I still believe that would have been the better course and now that our efforts on this side of the Atlantic have not succeeded, it falls to the US Administration to spell out their view of the way ahead.
In the meantime, I urge the US to avoid taking any action that would hinder other parties from continuing to make the agreement work in the interests of our collective national security.
I urge Iran to respond to the US decision with restraint and continue to observe its commitments under the JCPoA.
We have always been at one with the United States in our profound concern over Iran’s missile tests and Iran’s disruptive role in the Middle East, particularly in Yemen and Syria.

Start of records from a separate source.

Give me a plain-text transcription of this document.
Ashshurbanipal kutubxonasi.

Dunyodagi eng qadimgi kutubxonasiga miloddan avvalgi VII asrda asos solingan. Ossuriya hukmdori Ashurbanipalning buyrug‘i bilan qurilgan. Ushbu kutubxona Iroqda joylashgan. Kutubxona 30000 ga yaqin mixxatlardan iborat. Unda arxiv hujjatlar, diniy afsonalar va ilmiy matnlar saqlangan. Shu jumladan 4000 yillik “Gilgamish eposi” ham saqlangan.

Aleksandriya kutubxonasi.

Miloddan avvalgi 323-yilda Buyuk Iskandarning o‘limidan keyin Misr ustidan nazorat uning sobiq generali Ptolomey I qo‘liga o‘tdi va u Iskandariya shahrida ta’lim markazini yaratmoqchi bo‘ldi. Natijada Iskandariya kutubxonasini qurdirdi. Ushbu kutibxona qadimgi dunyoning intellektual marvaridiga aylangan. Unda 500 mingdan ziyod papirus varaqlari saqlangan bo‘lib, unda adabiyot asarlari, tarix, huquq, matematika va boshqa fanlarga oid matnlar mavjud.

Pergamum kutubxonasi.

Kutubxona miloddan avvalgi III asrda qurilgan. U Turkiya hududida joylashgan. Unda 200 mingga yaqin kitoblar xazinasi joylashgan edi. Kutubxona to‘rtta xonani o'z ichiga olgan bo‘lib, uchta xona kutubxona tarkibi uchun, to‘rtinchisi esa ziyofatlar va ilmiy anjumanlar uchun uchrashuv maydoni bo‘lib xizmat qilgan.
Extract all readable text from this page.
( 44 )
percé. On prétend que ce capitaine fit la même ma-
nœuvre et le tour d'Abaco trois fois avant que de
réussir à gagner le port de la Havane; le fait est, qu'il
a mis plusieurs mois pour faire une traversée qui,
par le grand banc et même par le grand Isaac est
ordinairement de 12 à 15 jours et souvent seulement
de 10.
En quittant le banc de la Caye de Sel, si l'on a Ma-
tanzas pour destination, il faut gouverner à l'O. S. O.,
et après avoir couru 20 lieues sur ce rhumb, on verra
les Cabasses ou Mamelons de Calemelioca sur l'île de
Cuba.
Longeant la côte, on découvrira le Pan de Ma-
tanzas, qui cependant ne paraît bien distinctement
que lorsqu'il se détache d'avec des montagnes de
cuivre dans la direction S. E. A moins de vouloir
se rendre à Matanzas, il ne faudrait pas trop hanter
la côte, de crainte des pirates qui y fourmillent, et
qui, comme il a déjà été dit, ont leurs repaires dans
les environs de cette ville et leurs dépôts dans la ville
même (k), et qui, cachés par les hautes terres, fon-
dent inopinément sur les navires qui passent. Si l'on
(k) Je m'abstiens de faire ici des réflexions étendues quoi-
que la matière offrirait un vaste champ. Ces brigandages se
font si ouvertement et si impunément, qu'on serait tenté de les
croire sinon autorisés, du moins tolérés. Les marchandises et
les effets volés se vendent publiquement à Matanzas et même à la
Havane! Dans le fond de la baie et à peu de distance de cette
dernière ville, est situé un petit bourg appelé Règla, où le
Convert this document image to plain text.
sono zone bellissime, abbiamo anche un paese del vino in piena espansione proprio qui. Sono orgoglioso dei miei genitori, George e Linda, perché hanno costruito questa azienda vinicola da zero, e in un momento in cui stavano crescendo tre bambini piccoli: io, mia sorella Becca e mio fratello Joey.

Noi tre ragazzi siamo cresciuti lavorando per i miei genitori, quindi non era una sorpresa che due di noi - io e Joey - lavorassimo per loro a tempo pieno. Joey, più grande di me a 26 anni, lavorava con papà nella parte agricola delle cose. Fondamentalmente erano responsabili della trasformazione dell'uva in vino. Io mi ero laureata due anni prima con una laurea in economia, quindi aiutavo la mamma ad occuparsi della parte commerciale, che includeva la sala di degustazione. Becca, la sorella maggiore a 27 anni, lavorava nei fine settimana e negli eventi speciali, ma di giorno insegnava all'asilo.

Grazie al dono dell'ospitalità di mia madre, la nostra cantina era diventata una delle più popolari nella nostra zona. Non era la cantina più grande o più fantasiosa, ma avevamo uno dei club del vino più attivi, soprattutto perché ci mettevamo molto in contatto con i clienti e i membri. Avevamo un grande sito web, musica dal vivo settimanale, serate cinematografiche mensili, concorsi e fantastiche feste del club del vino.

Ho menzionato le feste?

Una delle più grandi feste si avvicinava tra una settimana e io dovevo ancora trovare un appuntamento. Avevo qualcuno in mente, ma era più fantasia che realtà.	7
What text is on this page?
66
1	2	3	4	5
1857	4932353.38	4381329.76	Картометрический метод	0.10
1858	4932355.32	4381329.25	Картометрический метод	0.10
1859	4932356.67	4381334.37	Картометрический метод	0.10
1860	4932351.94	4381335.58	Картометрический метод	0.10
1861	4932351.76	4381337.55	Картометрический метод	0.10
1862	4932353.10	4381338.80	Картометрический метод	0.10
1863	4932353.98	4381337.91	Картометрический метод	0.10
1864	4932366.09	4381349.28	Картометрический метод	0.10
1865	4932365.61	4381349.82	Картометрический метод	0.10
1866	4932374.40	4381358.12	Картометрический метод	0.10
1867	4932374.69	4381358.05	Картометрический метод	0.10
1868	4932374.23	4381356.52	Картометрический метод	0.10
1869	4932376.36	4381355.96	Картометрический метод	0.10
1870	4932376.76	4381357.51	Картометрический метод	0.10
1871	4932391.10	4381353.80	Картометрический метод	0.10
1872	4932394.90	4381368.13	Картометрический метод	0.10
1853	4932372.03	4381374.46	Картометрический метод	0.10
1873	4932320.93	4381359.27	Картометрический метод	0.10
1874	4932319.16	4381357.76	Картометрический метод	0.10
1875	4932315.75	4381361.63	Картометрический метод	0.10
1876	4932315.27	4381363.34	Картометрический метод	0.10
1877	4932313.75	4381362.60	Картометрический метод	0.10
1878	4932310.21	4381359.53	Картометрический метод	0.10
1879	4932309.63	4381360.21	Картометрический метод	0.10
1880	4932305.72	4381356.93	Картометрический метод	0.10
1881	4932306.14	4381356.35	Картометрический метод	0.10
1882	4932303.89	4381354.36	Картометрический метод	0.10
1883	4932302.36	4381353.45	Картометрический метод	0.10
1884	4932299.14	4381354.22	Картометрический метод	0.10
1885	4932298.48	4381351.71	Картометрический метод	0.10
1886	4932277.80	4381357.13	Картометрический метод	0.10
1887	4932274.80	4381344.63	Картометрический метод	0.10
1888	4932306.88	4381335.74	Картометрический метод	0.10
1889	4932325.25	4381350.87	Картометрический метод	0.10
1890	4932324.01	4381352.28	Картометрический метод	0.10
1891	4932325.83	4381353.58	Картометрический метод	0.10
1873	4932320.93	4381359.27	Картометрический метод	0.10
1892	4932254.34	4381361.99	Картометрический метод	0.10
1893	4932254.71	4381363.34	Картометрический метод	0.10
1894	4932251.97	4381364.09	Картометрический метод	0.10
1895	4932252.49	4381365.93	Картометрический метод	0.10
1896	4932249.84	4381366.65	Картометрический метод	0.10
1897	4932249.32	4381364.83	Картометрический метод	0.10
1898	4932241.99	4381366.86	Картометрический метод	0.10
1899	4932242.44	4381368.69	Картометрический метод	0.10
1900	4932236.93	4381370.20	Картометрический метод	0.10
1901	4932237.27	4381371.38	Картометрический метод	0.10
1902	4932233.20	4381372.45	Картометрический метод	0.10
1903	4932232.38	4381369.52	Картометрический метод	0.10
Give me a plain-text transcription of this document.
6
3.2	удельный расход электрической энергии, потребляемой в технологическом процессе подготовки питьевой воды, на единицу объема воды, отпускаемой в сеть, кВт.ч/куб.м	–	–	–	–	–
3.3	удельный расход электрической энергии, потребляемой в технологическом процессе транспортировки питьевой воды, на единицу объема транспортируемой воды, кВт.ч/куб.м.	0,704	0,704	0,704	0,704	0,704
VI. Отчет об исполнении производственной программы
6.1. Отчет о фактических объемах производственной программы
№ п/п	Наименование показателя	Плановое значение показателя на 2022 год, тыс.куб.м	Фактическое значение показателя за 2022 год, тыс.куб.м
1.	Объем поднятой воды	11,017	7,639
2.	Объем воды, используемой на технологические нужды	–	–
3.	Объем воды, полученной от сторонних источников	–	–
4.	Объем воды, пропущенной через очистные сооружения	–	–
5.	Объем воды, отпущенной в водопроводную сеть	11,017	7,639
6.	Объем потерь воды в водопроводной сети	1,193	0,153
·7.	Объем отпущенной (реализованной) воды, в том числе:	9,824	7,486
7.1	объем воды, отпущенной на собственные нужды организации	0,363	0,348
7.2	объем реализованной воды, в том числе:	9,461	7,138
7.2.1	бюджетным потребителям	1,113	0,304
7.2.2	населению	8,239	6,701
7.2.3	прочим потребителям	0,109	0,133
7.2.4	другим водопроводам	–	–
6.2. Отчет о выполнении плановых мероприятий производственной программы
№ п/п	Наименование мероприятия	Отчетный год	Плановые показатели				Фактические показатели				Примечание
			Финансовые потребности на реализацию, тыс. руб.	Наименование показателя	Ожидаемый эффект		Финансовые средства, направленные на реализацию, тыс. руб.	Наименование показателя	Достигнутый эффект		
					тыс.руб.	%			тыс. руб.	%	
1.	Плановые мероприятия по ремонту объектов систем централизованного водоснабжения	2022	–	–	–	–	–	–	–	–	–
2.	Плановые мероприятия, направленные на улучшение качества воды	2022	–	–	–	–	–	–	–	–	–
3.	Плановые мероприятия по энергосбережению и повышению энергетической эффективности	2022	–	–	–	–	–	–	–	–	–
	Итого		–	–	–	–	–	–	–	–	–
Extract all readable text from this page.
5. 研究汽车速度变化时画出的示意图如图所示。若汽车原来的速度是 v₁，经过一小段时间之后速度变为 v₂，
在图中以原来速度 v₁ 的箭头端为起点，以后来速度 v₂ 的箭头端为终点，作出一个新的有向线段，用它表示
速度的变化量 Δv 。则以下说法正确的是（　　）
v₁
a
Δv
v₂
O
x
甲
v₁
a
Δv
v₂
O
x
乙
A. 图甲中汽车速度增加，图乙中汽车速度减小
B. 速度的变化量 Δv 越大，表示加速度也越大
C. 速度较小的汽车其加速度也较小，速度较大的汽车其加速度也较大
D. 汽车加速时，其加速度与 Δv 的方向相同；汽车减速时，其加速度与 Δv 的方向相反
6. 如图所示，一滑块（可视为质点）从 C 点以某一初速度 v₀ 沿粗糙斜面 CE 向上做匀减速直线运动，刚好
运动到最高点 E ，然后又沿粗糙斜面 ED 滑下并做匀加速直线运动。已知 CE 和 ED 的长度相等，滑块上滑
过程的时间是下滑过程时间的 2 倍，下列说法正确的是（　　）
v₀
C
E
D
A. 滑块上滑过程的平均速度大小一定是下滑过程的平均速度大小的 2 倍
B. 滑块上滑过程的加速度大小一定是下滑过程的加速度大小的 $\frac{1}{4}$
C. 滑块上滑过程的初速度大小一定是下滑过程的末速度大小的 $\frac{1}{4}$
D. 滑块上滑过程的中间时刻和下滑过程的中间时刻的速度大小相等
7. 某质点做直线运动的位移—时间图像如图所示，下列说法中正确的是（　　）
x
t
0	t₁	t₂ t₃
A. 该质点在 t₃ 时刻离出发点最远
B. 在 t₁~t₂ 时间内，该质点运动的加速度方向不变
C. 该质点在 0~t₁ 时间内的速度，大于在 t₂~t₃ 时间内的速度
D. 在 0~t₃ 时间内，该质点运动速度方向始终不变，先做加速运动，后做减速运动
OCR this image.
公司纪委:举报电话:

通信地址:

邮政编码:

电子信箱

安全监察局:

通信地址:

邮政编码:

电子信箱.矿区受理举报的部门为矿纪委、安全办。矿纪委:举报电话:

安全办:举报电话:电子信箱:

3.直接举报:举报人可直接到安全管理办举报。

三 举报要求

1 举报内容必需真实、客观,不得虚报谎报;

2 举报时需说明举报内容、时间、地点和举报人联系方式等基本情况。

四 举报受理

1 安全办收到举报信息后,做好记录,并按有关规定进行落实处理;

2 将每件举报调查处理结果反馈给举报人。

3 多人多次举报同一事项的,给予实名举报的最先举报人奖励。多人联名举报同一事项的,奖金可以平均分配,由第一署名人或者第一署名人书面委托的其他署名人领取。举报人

The UK has acted to counter Iran’s destabilising behaviour in the region – and we will continue to do so.
We remain adamant that a nuclear-armed Iran would never be acceptable to the United Kingdom; indeed Iran’s obligation not to “seek, develop or acquire” nuclear weapons appears – without any time limit – on the first page of the preamble to the JCPoA.
Yesterday President Trump promised to “work with our allies to find a real, comprehensive and lasting solution to the Iranian nuclear threat”.
I have no difficulty whatever with that goal: the question is how the US proposes to achieve it?
Now that the Trump Administration has left the JCPoA, the responsibility falls on them to describe how they in Washington will build a new negotiated solution to our shared concerns, a settlement that must necessarily include Iran, China and Russia as well as countries in the region.
Britain stands ready to support that task, but in the meantime, we will strive to preserve the gains made by the JCPoA.
And I commend this statement to the House.